Nevertheless, we acknowledge certain limitations associated with this study. First, current research cannot directly compare TyG-related indices with the gold standard for IR, which may partially limit the evidence that TyG-related indices, as surrogate markers of IR, increase the risk of CVD events. Second, blood samples in the CHARLS study were only collected only at Wave 1 and Wave 3, limiting our ability to detect more specific dynamic trends in TyG-related indices. Third, since CVD events in the CHARLS were based on questionnaires rather than medical records such as angiography, there may be slight differences in actual CVD incidence. Fourth, in the CHARLS, only one FBG measurement was taken at baseline, and a single measurement of FBG ≥ 126 mg/dL may not be sufficient for diagnosing DM. Fifth, although we adjusted for potential confounders progressively, residual confounder bias cannot be completely ruled out.
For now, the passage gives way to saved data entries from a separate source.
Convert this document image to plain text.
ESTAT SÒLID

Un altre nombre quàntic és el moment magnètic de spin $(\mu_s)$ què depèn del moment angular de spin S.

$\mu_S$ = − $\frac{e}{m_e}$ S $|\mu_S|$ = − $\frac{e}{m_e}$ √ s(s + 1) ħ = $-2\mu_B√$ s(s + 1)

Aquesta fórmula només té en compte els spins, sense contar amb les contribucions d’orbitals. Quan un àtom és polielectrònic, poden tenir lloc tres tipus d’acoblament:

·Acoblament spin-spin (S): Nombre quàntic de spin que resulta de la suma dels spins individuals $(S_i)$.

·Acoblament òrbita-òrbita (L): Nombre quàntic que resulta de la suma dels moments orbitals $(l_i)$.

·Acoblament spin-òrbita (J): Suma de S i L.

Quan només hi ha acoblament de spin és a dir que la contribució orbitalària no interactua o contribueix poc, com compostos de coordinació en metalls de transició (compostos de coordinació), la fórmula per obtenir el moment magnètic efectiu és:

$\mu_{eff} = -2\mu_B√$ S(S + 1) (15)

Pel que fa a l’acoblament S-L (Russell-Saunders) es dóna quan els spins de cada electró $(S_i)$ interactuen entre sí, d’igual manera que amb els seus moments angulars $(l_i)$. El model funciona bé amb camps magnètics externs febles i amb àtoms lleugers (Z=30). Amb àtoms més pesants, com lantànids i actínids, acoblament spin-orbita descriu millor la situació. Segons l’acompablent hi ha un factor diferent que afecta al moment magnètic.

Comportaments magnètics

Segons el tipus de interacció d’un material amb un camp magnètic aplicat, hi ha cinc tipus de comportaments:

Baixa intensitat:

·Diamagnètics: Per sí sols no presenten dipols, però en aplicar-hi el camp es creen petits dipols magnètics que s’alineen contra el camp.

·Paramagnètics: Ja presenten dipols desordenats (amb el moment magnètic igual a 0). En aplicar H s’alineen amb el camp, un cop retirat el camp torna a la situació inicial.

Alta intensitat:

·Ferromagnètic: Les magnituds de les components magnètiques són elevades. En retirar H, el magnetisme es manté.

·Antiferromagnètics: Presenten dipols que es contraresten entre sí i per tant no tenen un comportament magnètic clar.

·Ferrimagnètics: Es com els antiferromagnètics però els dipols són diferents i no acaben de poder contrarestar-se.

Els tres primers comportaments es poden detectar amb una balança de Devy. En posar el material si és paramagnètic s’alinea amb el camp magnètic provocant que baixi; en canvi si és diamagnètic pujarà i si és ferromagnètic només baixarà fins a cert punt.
Last, the individuals in our study were recruited from China and were predominantly middle-aged and older adults; therefore, additional research is necessary to extrapolate these findings to other age groups and countries.

Conclusion

Our study, based on the CHARLS dataset, indicated that the dynamic changes in TyG-related indices are independently associated with the risk of CVD, with changes in TyG-WC showing the strongest association with CVD incidence. The dynamic changes in TyG-related indices, particularly in TyG-WC, could serve as valuable indicators for CVD risk assessment, thereby providing more information for personalized prevention or intervention strategies for CVD.